The facility reported into a statewide monitoring database 17 times since Sept. 7, according to the governor's office.
“Throughout the course of these reports, the facility never requested any assistance or reported the need for evacuations,” the release said.
In a 5 p.m. report Tuesday, the facility said it had partial power but that heating and cooling systems and a generator were operational and “did not request anything beyond help with FPL,” Scott's office said.
The Florida Agency for Health Care Administration and the Department of Health issued a news release Friday saying that health officials are conducting “frequent and vigorous outreach” to assisted-living facilities and nursing homes every day. The outreach began after conditions became safe following the storm, Department of Health spokeswoman Mara Gambineri said in an email.
Meanwhile, three Broward County Democratic lawmakers — Sen. Gary Farmer of Fort Lauderdale, Sen. Lauren Book of Plantation, and Rep. Shevrin Jones of West Park — asked Scott to turn the investigation over to the Florida Department of Law Enforcement.
The lawmakers want the state to take over the probe because of the myriad entities – including private businesses and employees, state agencies and local law-enforcement and emergency agencies — involved in what they called “an avoidable loss of these elderly citizens of our community.”

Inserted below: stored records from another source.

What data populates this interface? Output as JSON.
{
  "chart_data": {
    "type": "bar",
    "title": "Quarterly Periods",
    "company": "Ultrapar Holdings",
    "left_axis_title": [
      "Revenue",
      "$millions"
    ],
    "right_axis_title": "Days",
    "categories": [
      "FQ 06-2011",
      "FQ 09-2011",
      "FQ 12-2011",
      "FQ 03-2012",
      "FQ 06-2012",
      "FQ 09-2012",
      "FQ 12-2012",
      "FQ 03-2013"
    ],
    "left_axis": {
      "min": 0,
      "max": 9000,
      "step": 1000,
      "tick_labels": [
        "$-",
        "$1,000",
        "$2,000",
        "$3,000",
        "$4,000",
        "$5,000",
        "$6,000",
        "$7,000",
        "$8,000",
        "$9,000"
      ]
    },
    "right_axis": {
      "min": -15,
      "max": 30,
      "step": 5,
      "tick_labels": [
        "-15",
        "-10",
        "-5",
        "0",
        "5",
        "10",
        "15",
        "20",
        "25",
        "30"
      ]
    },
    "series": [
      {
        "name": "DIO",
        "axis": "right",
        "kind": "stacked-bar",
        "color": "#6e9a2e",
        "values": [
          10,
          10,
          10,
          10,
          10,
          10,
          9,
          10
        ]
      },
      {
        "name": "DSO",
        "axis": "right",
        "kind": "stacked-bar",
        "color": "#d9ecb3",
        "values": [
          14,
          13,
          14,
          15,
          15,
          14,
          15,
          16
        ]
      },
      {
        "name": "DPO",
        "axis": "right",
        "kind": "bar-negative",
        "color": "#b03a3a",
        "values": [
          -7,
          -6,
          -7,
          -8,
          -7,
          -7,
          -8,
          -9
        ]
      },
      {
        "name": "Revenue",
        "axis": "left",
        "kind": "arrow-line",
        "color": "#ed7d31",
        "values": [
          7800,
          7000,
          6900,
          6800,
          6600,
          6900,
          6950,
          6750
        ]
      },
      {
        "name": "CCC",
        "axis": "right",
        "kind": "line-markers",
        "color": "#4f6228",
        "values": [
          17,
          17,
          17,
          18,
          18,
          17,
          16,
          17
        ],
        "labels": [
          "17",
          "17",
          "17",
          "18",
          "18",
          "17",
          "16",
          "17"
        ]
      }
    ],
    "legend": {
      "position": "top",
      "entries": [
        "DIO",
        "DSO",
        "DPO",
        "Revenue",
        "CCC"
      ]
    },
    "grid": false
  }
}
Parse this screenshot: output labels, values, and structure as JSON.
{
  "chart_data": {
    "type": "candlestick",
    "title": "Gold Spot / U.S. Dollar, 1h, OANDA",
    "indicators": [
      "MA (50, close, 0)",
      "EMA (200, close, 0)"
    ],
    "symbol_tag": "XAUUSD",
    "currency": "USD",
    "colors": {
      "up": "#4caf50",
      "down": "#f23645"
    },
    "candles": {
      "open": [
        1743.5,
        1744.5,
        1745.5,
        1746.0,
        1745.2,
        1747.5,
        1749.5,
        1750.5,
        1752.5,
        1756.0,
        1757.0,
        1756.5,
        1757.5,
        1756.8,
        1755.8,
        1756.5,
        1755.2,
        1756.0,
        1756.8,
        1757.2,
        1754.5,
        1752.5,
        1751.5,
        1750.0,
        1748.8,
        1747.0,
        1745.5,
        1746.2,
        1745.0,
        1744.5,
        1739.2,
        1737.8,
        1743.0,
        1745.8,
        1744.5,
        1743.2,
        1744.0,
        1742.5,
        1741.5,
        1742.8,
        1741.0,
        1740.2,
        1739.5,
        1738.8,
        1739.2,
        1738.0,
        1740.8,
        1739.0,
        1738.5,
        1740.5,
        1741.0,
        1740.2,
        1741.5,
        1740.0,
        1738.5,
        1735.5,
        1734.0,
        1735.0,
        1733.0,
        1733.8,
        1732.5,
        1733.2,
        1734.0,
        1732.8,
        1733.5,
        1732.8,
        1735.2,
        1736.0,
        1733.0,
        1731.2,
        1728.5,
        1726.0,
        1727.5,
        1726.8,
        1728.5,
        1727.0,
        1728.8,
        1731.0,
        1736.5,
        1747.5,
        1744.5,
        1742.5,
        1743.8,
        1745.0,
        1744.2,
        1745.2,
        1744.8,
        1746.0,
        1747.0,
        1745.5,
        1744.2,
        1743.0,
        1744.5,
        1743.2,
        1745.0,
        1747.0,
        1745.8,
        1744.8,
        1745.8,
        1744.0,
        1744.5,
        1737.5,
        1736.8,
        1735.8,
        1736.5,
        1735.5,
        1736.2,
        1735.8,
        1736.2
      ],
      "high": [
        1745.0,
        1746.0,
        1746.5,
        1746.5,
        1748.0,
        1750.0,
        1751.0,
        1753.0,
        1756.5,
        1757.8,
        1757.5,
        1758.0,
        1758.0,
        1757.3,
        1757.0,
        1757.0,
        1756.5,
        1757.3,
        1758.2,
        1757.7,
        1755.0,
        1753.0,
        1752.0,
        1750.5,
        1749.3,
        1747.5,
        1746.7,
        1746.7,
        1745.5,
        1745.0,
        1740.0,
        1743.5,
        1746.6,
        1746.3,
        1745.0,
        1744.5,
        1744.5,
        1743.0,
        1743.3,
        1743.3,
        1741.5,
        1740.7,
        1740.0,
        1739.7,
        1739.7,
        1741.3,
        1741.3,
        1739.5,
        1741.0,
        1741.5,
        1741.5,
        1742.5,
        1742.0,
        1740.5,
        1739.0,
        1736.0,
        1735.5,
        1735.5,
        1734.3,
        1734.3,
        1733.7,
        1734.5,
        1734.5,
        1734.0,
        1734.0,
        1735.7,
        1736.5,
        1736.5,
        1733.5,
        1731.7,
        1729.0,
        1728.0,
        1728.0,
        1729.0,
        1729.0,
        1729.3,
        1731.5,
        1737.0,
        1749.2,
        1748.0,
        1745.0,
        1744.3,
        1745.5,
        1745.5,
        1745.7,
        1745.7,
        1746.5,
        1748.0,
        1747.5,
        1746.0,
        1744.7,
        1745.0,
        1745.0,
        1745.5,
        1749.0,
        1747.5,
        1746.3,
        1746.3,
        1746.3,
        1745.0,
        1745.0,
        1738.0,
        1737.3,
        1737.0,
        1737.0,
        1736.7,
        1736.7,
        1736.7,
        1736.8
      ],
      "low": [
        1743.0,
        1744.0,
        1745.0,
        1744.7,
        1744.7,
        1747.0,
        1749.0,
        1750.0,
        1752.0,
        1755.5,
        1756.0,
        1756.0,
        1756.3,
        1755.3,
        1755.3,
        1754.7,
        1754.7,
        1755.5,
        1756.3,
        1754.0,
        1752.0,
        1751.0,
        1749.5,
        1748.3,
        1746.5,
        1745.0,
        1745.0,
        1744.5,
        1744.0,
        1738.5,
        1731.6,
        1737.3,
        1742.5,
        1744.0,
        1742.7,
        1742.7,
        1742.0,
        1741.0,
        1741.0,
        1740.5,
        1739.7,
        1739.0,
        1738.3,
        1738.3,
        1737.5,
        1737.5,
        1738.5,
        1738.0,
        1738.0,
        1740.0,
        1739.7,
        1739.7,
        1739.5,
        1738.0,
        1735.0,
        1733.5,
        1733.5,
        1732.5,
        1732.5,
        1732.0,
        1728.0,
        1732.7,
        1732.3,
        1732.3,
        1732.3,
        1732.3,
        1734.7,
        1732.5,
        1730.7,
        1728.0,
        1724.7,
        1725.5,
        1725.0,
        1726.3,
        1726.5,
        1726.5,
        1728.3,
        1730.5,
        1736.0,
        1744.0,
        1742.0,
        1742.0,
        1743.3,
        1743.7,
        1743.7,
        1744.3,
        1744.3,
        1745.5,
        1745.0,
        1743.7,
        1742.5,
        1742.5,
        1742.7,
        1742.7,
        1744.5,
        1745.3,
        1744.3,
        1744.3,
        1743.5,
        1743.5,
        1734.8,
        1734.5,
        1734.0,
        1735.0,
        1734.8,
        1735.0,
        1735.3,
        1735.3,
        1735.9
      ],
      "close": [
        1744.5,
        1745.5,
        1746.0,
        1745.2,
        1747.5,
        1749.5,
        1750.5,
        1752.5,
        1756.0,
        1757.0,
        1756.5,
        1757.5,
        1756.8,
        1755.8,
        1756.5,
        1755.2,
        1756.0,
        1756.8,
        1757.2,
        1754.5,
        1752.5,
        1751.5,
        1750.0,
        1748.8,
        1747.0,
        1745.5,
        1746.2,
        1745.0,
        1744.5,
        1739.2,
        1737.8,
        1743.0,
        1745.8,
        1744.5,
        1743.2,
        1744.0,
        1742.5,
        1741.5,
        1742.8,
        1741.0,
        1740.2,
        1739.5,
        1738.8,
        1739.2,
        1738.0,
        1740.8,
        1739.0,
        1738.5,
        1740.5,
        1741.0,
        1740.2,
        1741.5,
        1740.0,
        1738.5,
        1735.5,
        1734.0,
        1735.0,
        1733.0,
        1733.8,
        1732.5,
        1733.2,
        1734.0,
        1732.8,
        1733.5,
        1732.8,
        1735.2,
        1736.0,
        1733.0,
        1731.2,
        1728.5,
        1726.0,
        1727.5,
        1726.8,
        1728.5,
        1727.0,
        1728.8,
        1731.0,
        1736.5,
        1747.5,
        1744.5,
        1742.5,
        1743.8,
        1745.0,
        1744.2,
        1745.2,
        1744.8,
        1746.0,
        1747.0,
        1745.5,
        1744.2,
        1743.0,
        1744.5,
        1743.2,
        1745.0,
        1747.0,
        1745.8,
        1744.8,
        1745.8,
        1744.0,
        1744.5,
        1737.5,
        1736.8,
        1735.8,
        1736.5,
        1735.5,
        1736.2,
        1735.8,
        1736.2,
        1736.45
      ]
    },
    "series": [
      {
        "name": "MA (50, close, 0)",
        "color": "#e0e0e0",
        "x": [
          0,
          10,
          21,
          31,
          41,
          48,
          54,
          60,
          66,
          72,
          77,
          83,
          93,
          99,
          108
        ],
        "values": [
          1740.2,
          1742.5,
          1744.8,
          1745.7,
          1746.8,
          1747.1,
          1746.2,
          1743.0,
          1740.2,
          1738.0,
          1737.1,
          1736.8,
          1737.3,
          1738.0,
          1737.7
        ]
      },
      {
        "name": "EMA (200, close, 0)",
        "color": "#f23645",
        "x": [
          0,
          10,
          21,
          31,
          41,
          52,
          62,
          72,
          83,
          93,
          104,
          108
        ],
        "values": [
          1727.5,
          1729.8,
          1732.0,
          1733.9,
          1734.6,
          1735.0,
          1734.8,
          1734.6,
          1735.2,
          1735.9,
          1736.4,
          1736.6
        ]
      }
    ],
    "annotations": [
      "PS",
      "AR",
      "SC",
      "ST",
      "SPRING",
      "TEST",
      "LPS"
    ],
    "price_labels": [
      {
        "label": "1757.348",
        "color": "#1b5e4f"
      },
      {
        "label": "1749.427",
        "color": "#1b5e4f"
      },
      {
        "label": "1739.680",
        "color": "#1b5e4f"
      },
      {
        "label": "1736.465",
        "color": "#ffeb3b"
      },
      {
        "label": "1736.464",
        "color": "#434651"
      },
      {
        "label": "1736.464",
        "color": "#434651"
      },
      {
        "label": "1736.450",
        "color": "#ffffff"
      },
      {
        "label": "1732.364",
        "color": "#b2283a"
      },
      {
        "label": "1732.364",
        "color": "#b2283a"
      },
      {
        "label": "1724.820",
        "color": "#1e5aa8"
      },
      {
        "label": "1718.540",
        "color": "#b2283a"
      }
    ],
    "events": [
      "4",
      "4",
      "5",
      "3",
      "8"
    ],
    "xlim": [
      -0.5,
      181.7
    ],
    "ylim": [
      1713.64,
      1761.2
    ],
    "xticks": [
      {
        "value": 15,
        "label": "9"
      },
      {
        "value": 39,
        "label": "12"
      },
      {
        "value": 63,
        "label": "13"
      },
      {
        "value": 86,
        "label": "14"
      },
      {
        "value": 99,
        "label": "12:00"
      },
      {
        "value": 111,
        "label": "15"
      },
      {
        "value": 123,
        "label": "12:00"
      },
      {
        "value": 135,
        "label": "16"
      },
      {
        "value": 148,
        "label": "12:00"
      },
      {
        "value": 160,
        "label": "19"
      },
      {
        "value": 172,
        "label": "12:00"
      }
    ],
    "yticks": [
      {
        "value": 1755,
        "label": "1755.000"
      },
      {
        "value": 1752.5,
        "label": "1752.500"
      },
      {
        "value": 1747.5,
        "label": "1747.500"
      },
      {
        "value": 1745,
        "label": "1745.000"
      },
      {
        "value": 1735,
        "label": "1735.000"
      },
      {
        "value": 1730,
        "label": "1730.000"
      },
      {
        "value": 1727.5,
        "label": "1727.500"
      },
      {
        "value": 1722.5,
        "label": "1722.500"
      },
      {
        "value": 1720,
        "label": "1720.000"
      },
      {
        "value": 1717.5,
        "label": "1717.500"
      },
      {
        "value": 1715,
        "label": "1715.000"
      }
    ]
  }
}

“Clearly, something horribly, horribly, horribly went wrong at this facility,” Book said in a telephone interview Friday.
Book said she filed legislation Friday morning that would require assisted-living facilities and nursing homes to have generators to power not only lights and medical equipment but also air conditioning “so that these frail individuals are OK,” pointing out that one of the people who died reportedly had a body temperature of 106 degrees.

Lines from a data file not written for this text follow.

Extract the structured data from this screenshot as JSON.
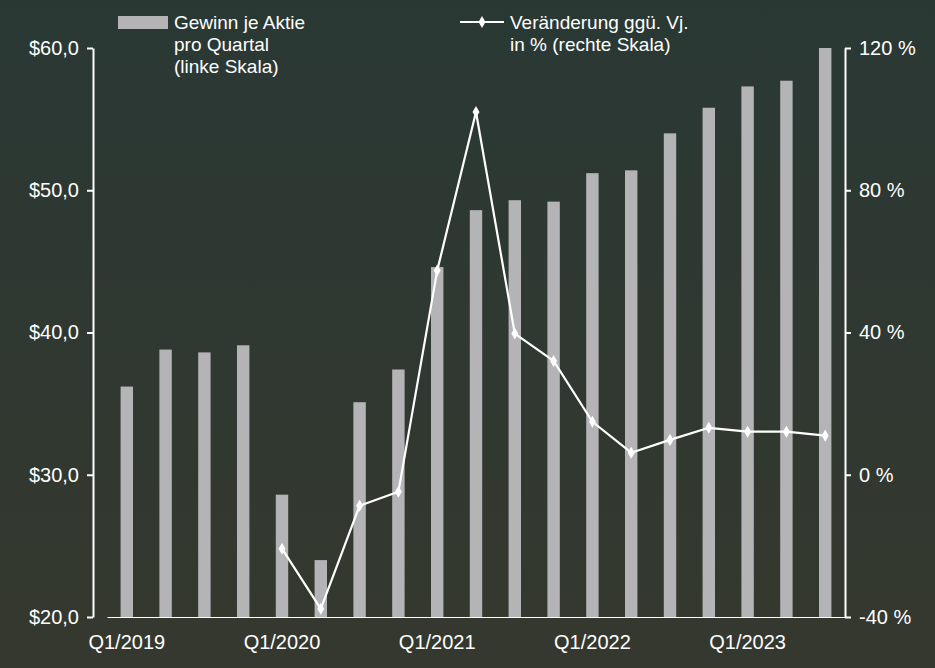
{
  "chart_data": {
    "type": "bar",
    "categories": [
      "Q1/2019",
      null,
      null,
      null,
      "Q1/2020",
      null,
      null,
      null,
      "Q1/2021",
      null,
      null,
      null,
      "Q1/2022",
      null,
      null,
      null,
      "Q1/2023",
      null,
      null
    ],
    "series": [
      {
        "name": "Gewinn je Aktie\npro Quartal\n(linke Skala)",
        "type": "bar",
        "color": "#b4b4b6",
        "values": [
          36.2,
          38.8,
          38.6,
          39.1,
          28.6,
          24.0,
          35.1,
          37.4,
          44.6,
          48.6,
          49.3,
          49.2,
          51.2,
          51.4,
          54.0,
          55.8,
          57.3,
          57.7,
          60.0
        ]
      },
      {
        "name": "Veränderung ggü. Vj.\nin % (rechte Skala)",
        "type": "line",
        "axis": "y2",
        "color": "#ffffff",
        "marker": "diamond",
        "values": [
          null,
          null,
          null,
          null,
          -20.8,
          -37.7,
          -8.7,
          -4.8,
          57.4,
          102.0,
          39.7,
          32.0,
          14.9,
          6.2,
          9.8,
          13.2,
          12.1,
          12.1,
          11.0
        ]
      }
    ],
    "ylim": [
      20,
      60
    ],
    "yticks": [
      {
        "value": 20,
        "label": "$20,0"
      },
      {
        "value": 30,
        "label": "$30,0"
      },
      {
        "value": 40,
        "label": "$40,0"
      },
      {
        "value": 50,
        "label": "$50,0"
      },
      {
        "value": 60,
        "label": "$60,0"
      }
    ],
    "y2lim": [
      -40,
      120
    ],
    "y2ticks": [
      {
        "value": -40,
        "label": "-40 %"
      },
      {
        "value": 0,
        "label": "0 %"
      },
      {
        "value": 40,
        "label": "40 %"
      },
      {
        "value": 80,
        "label": "80 %"
      },
      {
        "value": 120,
        "label": "120 %"
      }
    ],
    "grid": false,
    "legend": "top"
  }
}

“That is one thing that should happen, that should occur. What happened at this facility, I believe in my heart of hearts is a multitude of failures that we need to look at,” she said.
Book's proposal mirrors a bill that Florida lawmakers failed to pass following Hurricane Wilma in 2005. The House approved that measure, which was opposed by the nursing home industry, but it died in the Senate.
While a vast majority of the state's assisted living facilities have power, 193 are using generators, 182 have reported being closed, and 177 reported post-storm evacuations, according to a news release from state health officials.
Ten nursing homes have shut down, 34 are using generators, 40 were evacuated after Irma, and 669 have power, the release said.
Brian Lee, who served as the state's nursing-home ombudsman for eight years, questioned why Scott did not revoke the Broward facility's license.
“I've seen places shut down for a whole lot less. I don't understand why they stopped with a moratorium on admissions. How horrific does it have to be?” said Lee, executive director of Texas-based Families for Better Care, a non-profit consumer advocacy organization.
Lee — who served as ombudsman when Hurricane Wilma and three other storms ravaged the state in 2005 — said additional oversight of the emergency planning process for nursing homes and assisted facilities is needed. While the facilities are required to file emergency management plans, many of the plans are “boilerplate legalese” that “gets rubber-stamped” by the Agency for Health Care Administration, Lee said.
“No one really looks to see what's in it. They verify the existence of it. It's just bureaucratic paper shuffling,” he said. “That process needs to be tightened up.”